8 Responses to Yorkshire Pudding

  1. Stewart Millls June 13, 2014 at 3:06 am #

    Wonderful recipe and a doll to boot . let’s hear it for the Lady!!

  2. Rhonda J HUNTER July 12, 2014 at 5:44 am #

    Sounds a lot better than our British neighbors version that I remember. It was loaded with very aged, fatty beef and had to be steamed for about 6 hours. These sound more like what my grandmother made for Sunday dinner and I thought were dinner rolls, until years later.

  3. Lori July 12, 2014 at 8:26 am #

    I live in Georgia, USA and we’ve never had Yorkshire pudding. Would love to try these with Roast Beef, potatoes and gravy. Got a good gravy recipe to go with these??

    • Marla Hingley
      Marla Hingley July 12, 2014 at 1:22 pm #

      Yes we a tasty gravy recipe if you look under the Recipes tab in Sauces/Savory Sauces.

  4. Lorraine October 3, 2014 at 7:28 pm #

    Would rice flour work?

    • Marla Hingley
      Marla Hingley October 3, 2014 at 7:55 pm #

      Because of the limiting qualities of gluten free flours, you really need to use a blend of those flours to achieve the results similar to using gluten. Using a single flour is fine in small quantities (less than 3/4 cup), but more than that you really need a blend. For this recipe I linked to a specific flour blend, however if you use another blend just be aware that results may be similar but not exact. That is the crazy nature of gluten free flours! If you try out your own blend, let us know what you used and how it turned out!

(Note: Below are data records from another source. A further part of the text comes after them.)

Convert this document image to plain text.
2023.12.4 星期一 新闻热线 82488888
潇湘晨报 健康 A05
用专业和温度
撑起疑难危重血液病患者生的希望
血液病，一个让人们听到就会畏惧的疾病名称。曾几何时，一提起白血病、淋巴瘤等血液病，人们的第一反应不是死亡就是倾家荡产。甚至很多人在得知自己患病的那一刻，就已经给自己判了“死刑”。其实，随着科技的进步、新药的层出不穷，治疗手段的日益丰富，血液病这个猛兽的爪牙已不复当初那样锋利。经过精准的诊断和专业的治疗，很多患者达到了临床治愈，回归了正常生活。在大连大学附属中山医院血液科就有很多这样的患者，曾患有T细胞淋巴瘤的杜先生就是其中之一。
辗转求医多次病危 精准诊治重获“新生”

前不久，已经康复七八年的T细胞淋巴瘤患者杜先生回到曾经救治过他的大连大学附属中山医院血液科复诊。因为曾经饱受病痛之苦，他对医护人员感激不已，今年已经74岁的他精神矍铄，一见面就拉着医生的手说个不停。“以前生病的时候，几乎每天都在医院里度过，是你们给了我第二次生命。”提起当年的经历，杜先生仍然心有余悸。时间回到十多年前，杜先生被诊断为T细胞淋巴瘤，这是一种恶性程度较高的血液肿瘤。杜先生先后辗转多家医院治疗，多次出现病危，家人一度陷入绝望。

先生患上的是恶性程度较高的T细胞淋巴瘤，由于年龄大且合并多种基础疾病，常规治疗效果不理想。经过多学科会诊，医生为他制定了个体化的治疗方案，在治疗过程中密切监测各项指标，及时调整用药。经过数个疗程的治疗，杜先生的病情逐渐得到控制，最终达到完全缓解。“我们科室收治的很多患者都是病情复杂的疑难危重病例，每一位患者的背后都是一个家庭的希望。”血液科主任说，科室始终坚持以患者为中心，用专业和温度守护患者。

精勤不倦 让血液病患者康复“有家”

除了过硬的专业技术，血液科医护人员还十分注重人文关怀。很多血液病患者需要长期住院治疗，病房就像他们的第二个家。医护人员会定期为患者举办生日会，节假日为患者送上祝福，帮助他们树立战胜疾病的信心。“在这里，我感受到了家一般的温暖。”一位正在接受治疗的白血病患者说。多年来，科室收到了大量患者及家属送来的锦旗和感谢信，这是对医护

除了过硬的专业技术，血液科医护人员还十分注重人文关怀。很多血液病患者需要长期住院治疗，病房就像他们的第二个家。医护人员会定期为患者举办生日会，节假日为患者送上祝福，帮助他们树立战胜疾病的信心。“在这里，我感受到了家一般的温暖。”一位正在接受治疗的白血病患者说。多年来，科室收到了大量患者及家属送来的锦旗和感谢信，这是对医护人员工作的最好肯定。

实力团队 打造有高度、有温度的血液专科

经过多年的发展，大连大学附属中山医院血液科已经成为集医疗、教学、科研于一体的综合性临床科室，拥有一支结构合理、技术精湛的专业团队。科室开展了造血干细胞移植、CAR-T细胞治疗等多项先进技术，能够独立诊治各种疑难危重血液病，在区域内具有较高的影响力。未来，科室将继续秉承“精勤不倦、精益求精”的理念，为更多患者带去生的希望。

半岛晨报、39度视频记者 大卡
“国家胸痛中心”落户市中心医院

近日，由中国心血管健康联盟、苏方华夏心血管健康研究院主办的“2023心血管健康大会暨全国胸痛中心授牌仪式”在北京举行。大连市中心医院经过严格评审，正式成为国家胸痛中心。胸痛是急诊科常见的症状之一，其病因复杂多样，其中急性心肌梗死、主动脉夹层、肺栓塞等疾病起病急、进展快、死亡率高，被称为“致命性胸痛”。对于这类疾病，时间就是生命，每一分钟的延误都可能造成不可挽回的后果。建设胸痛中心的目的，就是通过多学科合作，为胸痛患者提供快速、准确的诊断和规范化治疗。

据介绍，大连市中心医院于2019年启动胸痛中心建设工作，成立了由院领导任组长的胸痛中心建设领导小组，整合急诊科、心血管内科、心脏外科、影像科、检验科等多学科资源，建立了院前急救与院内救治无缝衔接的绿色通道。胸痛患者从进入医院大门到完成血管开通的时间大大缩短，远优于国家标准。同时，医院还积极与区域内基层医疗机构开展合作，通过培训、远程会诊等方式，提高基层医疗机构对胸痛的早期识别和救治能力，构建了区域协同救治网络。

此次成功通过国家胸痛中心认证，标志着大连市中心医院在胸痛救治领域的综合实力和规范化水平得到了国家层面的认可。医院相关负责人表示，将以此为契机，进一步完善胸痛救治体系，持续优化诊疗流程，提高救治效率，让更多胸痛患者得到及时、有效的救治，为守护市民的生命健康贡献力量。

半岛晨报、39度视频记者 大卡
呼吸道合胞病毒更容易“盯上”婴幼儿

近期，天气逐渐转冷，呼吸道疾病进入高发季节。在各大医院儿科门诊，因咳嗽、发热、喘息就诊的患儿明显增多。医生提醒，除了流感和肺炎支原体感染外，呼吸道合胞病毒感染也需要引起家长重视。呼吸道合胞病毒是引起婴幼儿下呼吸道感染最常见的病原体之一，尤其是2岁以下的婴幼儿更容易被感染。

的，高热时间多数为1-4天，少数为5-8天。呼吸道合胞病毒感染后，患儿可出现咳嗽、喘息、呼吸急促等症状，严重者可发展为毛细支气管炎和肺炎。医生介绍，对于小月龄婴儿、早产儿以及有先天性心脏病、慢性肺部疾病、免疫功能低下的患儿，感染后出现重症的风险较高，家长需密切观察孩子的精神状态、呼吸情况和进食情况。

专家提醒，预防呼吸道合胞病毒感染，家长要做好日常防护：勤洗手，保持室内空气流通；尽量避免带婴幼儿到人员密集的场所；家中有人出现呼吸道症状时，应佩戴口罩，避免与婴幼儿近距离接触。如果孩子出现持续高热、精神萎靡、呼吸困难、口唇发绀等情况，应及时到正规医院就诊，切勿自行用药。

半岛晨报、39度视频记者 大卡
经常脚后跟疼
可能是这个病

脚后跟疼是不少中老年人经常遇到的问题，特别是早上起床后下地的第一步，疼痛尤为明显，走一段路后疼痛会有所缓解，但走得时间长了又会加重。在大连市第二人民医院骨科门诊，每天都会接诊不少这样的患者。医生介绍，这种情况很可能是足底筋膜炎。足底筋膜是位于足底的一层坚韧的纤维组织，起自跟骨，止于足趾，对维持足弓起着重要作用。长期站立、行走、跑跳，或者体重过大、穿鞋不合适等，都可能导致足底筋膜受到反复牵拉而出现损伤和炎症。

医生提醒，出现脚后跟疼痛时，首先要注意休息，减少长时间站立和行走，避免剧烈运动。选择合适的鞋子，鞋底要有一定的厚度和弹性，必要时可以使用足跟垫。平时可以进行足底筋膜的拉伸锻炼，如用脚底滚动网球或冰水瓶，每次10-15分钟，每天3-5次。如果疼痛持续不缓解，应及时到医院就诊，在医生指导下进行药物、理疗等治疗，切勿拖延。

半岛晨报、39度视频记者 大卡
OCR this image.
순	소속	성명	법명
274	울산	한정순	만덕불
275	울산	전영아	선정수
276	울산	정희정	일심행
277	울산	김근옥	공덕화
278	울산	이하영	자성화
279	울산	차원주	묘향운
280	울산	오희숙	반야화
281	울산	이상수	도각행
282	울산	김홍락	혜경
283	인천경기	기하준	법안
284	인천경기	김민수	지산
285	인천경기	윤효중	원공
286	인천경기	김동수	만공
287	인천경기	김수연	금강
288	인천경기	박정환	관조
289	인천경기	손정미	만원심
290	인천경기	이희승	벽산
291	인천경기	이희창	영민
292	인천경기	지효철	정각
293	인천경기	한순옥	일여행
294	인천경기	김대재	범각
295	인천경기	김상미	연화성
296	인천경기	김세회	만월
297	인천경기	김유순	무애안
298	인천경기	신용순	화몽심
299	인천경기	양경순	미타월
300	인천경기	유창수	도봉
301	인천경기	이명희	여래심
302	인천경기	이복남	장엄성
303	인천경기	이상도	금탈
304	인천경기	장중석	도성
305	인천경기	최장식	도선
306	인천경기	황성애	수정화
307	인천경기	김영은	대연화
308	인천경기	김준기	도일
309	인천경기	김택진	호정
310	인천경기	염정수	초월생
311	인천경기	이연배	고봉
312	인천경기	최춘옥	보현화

  5. Caroline December 10, 2014 at 9:40 pm #

    So they really aren’t pudding at all? Why are they called Puddings then?

    • Marla Hingley
      Marla Hingley December 11, 2014 at 9:40 am #

      Nope, not pudding, or a dessert at all. Yummy soufflé-like biscuits that are perfect with roast beef or even turkey.
      Over the centuries the word has evolved from referring to savory-type dishes like Black Pudding and Steak & Kidney Pudding, to the more commonly known sweet desserts of today. The recipe (and name) has been around since the 1700 and originated in the UK. But a rose by another other name would still smell as sweet!